Skyrock Spot is an iPhone app whose UI mixes native components and web views.
And something was definitely wrong with the latter. Browsing web pages was dog slow, although they all share the same CSS and images.
How come? Nginx was properly configured to send caching headers with static content. And scripts producing dynamic content were correctly sending caching headers as well. To top it off, on the development platform, Webkit’s web inspector and other tools didn’t find any significant issue with cacheability.
But on the production platform, it was a mess.
For some reason, elements were sometimes served as a 302 code, and on a subsequent request, like one second later, they were not. Even though the expiration date was way off. And the pattern looked like random.
Here were the two root causes.
Anyone with a clue knows that deploying code with something like “svn update” plenty sucks and can have loads of pesky side effects. But the fact that it can annihilate HTTP caching, hence ruin performance, is not a widely documented one.
The static files of the Spot application are served by two hosts. After a new release, the “svn update” command is run on both. Consistency apart (something trivial to fix with a symbolic link), it might sound acceptable.
But there’s a catch. While “svn update” effectively deploys the same data on every host it is run on, it doesn’t keep the metadata. And in particular, the modification time can differ. And they did.
Here’s how cacheable elements ended up as being served with a 200 code:
1st request:
- Client, to Load balancer: “hey, gimme /main.css”
- Load balancer, to Host A: “hey, gimme /main.css”
- Host A: “Here it is. One last thing: Last-Modified at 13:29:12”
2nd request:
- Client, to Load balancer: “hey, gimme /main.css If-Modified-Since 13:29:12”
- Load balancer, to Host B: “hey gimme /main.css If-Modified-Since 13:29:12”
- Host B: “Here’s the complete thing, since the local file’s modification date is 13:30:23 here”

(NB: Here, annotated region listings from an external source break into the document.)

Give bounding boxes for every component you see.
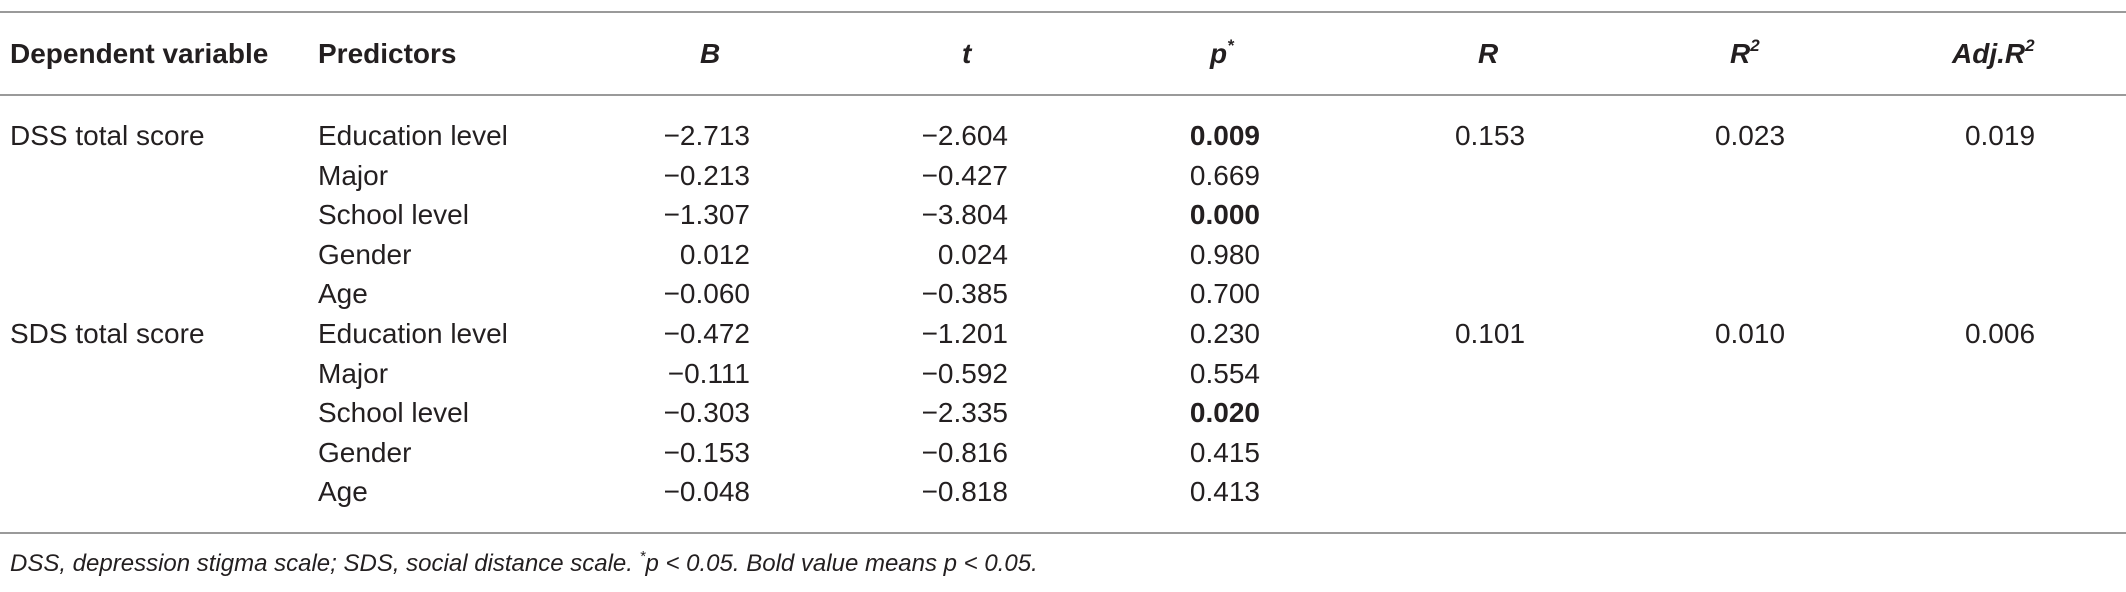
cell-b: −0.048	[663, 476, 750, 508]
header-t: t	[962, 38, 972, 69]
cell-p: 0.980	[1189, 238, 1260, 270]
cell-predictor: Age	[318, 476, 368, 508]
cell-t: −0.818	[921, 476, 1008, 508]
header-predictors: Predictors	[318, 38, 457, 69]
cell-predictor: Education level	[318, 318, 508, 349]
table-header-rule	[0, 94, 2126, 96]
footnote-text-1: DSS, depression stigma scale; SDS, socia…	[10, 550, 640, 577]
cell-dependent-variable: SDS total score	[10, 318, 205, 349]
header-adj-r-squared-superscript: 2	[2025, 36, 2035, 55]
header-r-squared-label: R	[1730, 38, 1751, 69]
header-p-superscript: *	[1227, 36, 1234, 55]
cell-b: −2.713	[663, 120, 750, 151]
cell-p: 0.415	[1189, 436, 1260, 468]
cell-predictor: Major	[318, 357, 389, 389]
cell-adj-r-squared: 0.006	[1964, 318, 2036, 349]
cell-p: 0.009	[1189, 120, 1260, 151]
cell-t: −2.604	[921, 120, 1008, 151]
table-bottom-rule	[0, 532, 2126, 534]
cell-t: −0.592	[921, 357, 1008, 389]
cell-p: 0.669	[1189, 159, 1260, 191]
cell-t: −0.816	[921, 436, 1008, 468]
header-adj-r-squared: Adj.R2	[1952, 36, 2035, 72]
cell-t: −0.385	[921, 278, 1008, 310]
header-r-squared-superscript: 2	[1750, 36, 1760, 55]
cell-r-squared: 0.023	[1714, 120, 1786, 151]
table-top-rule	[0, 11, 2126, 13]
cell-t: −1.201	[921, 318, 1008, 349]
cell-t: 0.024	[937, 238, 1008, 270]
cell-predictor: Education level	[318, 120, 508, 151]
cell-predictor: Major	[318, 159, 389, 191]
cell-r-squared: 0.010	[1714, 318, 1786, 349]
header-r-squared: R2	[1730, 36, 1760, 72]
cell-b: −0.060	[663, 278, 750, 310]
cell-b: 0.012	[679, 238, 750, 270]
cell-r: 0.101	[1454, 318, 1526, 349]
cell-predictor: School level	[318, 397, 469, 429]
cell-b: −1.307	[663, 199, 750, 231]
header-p-label: p	[1210, 38, 1228, 69]
cell-p: 0.413	[1189, 476, 1260, 508]
header-dependent-variable: Dependent variable	[10, 38, 269, 69]
cell-adj-r-squared: 0.019	[1964, 120, 2036, 151]
cell-b: −0.472	[663, 318, 750, 349]
cell-predictor: Age	[318, 278, 368, 310]
cell-predictor: Gender	[318, 238, 412, 270]
footnote-superscript: *	[639, 548, 646, 565]
header-r: R	[1478, 38, 1499, 69]
cell-predictor: School level	[318, 199, 469, 231]
cell-r: 0.153	[1454, 120, 1526, 151]
cell-dependent-variable: DSS total score	[10, 120, 205, 151]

A simple “touch” command with the same reference date on both hosts immediately solved the caching issues.
Lesson learned:
-
deploying code means that data AND METADATA should be identical on every host you deploy on.
-
configure your load balancer for stickiness. Both for static and for dynamic content. If, for some reason, an application server has its clock one second off, the caching mess is bound to arise, just like it does with static content.